Keyur Chavda, MD, Sunil Sharma, MD, Ziad Awad, MD FACS. University of Florida – Jacksonville
Introduction : Laparoscopic Roux en Y gastric bypass is one of the most commonly performed weight loss surgery in United States. This complex reconstructive surgery requires high level of expertise with little room for error. Single Incision Laparoscopic Surgery (SILS) is a new approach where by the whole surgery is performed using a small incision and inserting multiple ports through it. Better cosmetics, less pain and faster recovery are potential advantages of this approach. Inadequate visualization, lack of space, expensive equipments, long operative time and being potentially unsafe are often criticism. SILS has been successfully performed and reported for cholecystectomy, sleeve gastrectomy and lap band surgery. For the first time we are reporting our successful technique for performing Single Incision Laparoscopic Surgery for Roux en Y Gastric Bypass using end-to-end anastomosis (EEA) stapler technique and extracorporeal small bowel anastomosis.

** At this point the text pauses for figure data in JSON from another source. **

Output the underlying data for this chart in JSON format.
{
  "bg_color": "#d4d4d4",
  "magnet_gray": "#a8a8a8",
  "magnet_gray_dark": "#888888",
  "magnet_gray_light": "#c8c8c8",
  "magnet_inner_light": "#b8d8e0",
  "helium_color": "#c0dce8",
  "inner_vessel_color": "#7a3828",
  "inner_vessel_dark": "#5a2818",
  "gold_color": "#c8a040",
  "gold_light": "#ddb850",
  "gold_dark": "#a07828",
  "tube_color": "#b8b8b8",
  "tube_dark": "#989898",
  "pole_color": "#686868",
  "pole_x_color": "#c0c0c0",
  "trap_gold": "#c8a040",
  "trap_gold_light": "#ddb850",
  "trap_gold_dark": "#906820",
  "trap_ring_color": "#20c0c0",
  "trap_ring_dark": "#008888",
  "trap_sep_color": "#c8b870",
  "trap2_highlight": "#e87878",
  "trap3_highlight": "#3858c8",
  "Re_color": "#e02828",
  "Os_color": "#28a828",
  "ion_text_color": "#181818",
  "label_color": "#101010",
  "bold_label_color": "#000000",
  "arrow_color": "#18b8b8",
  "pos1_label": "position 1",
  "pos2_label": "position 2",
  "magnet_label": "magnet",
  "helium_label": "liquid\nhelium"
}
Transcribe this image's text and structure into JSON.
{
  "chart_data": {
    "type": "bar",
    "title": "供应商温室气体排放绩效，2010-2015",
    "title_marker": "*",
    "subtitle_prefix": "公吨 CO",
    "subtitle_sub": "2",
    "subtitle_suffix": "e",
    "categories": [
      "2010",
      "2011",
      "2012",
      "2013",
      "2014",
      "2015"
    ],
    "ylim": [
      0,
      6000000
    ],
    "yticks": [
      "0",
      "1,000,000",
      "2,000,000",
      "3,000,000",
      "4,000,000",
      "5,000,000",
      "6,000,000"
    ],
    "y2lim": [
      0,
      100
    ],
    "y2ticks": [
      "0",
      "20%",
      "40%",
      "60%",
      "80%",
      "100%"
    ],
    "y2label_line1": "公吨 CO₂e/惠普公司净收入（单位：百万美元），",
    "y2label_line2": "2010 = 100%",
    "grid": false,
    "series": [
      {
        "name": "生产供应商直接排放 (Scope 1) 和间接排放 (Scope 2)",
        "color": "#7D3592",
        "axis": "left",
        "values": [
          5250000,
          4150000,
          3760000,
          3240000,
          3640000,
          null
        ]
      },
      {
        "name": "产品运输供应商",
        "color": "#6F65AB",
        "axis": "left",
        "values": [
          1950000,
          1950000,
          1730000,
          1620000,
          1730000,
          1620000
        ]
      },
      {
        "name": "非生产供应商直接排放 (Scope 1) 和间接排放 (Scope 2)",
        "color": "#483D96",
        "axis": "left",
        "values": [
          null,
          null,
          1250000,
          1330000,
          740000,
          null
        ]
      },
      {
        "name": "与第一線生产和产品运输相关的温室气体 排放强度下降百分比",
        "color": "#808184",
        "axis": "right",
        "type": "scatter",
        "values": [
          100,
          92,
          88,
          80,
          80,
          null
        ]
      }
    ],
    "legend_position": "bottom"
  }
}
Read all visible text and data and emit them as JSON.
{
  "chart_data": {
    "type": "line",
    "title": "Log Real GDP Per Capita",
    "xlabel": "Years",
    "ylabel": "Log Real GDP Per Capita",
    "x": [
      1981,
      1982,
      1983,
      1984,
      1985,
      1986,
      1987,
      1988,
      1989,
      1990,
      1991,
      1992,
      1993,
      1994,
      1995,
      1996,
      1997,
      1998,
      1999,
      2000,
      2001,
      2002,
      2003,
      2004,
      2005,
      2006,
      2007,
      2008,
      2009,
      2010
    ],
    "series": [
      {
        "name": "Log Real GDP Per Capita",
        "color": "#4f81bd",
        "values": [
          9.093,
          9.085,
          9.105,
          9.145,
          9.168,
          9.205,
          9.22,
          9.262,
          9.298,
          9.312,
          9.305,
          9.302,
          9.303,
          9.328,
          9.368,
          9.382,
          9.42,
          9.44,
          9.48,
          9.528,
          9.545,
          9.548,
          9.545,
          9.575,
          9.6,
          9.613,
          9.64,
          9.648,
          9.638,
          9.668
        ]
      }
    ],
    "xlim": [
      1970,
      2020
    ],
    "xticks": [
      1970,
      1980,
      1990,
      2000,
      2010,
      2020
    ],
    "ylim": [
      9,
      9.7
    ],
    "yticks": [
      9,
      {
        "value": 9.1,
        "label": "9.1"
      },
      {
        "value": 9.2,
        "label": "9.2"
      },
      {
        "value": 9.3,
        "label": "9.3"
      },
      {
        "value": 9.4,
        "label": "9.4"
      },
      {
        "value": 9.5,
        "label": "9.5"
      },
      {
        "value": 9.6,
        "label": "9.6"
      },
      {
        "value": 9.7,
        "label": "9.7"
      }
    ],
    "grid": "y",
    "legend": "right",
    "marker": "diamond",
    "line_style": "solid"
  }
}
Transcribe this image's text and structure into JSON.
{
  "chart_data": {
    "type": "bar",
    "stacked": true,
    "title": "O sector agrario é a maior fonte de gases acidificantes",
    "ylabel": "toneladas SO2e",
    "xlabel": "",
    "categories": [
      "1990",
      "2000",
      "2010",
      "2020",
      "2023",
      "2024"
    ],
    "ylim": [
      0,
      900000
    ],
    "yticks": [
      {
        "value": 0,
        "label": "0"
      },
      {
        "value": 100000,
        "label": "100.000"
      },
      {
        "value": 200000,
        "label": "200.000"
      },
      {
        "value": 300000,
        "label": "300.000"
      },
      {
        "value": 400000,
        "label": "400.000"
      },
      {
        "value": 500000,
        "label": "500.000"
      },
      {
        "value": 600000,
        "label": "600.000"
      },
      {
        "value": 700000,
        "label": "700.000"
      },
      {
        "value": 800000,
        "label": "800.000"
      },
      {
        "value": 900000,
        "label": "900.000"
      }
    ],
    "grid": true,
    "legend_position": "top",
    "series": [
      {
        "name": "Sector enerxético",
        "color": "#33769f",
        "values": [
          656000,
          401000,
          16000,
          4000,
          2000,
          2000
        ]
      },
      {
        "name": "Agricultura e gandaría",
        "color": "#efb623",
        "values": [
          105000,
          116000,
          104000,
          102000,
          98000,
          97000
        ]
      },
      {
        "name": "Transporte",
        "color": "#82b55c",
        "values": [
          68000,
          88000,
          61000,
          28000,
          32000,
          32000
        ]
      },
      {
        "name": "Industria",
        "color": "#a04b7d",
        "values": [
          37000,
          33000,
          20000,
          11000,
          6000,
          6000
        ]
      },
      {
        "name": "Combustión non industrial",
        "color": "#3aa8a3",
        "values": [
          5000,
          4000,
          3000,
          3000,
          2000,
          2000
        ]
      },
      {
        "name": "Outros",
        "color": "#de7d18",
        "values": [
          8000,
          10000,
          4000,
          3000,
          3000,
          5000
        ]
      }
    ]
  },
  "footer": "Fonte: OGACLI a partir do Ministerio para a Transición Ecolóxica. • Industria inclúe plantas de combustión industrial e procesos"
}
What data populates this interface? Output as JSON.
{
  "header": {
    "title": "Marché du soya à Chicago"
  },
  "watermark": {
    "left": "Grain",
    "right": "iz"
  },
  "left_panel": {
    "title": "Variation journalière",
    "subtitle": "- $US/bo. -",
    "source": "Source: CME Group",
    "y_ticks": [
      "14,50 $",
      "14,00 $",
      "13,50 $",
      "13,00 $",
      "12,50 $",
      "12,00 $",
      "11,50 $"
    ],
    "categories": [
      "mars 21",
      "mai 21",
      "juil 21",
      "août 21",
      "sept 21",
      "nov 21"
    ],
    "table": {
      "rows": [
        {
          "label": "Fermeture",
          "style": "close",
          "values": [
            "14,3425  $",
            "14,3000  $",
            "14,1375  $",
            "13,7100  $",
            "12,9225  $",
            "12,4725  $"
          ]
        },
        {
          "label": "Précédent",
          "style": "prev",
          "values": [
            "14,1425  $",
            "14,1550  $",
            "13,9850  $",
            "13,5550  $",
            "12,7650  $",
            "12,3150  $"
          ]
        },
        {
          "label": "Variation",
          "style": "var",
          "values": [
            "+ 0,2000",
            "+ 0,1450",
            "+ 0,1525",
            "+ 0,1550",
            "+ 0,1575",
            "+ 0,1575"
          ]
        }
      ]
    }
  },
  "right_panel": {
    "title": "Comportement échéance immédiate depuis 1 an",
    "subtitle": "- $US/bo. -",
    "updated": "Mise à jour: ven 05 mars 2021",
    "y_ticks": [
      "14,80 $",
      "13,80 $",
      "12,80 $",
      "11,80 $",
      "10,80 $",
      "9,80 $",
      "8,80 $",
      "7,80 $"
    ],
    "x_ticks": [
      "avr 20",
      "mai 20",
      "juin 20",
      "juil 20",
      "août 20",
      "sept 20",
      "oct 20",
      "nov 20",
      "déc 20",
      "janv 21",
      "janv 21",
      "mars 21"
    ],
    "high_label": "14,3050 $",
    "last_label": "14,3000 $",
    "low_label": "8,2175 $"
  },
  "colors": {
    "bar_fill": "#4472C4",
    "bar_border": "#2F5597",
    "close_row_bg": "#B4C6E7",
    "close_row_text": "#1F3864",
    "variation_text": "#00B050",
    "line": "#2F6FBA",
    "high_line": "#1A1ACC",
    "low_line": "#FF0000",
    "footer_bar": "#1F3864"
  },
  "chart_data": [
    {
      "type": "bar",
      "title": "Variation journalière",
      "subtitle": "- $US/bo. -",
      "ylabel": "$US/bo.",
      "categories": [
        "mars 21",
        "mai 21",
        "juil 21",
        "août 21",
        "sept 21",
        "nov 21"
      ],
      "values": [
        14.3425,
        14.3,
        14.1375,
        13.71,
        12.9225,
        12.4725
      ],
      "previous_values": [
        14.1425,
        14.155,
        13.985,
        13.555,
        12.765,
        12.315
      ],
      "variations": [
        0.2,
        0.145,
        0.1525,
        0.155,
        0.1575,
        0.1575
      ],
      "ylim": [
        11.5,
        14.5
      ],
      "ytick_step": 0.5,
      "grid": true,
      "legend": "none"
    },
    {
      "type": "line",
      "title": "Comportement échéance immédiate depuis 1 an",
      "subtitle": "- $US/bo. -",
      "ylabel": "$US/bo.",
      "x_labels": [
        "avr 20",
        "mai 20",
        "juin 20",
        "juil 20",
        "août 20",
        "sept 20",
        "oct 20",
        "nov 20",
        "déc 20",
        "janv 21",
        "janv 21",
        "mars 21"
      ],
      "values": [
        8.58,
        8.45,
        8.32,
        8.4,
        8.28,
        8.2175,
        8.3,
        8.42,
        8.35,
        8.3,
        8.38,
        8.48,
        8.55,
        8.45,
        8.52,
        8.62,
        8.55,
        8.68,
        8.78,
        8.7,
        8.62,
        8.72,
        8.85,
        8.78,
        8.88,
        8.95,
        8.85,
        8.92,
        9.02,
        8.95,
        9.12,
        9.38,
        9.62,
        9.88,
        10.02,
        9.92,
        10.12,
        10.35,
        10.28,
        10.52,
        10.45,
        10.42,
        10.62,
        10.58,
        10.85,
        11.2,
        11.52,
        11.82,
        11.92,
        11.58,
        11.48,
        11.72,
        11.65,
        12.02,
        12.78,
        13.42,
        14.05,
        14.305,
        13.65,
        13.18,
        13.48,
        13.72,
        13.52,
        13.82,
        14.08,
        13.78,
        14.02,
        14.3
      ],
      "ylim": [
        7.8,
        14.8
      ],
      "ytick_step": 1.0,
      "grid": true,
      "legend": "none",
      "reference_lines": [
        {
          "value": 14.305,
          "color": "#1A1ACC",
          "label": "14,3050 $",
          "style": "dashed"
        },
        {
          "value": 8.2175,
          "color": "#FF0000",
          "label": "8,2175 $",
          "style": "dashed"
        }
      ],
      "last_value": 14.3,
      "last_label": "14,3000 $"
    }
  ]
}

Material and Method: retrospective analysis of first 55 patients who underwent SILS LGBP over a period of 18 months. Selection criteria included body mass index (BMI) of 33-60, no prior major abdominal surgery and patient consenting for this approach.
Results: Attempted in 55 patients. 7 patients required additional single 5 mm port. Average operative time was 110 minutes with minimal blood loss. No major complication. One patient had anastomotic leak secondary to EEA stapler malfunction. Average hospital stay was between 24 to 36 hours. 4 patients developed small seroma which required drainage but no hospitalization.
Conclusion: SILS LGBP is a reasonable option for selected patients. The procedure is safe, technically feasible and can be performed in a reasonable time with a potential of faster recovery.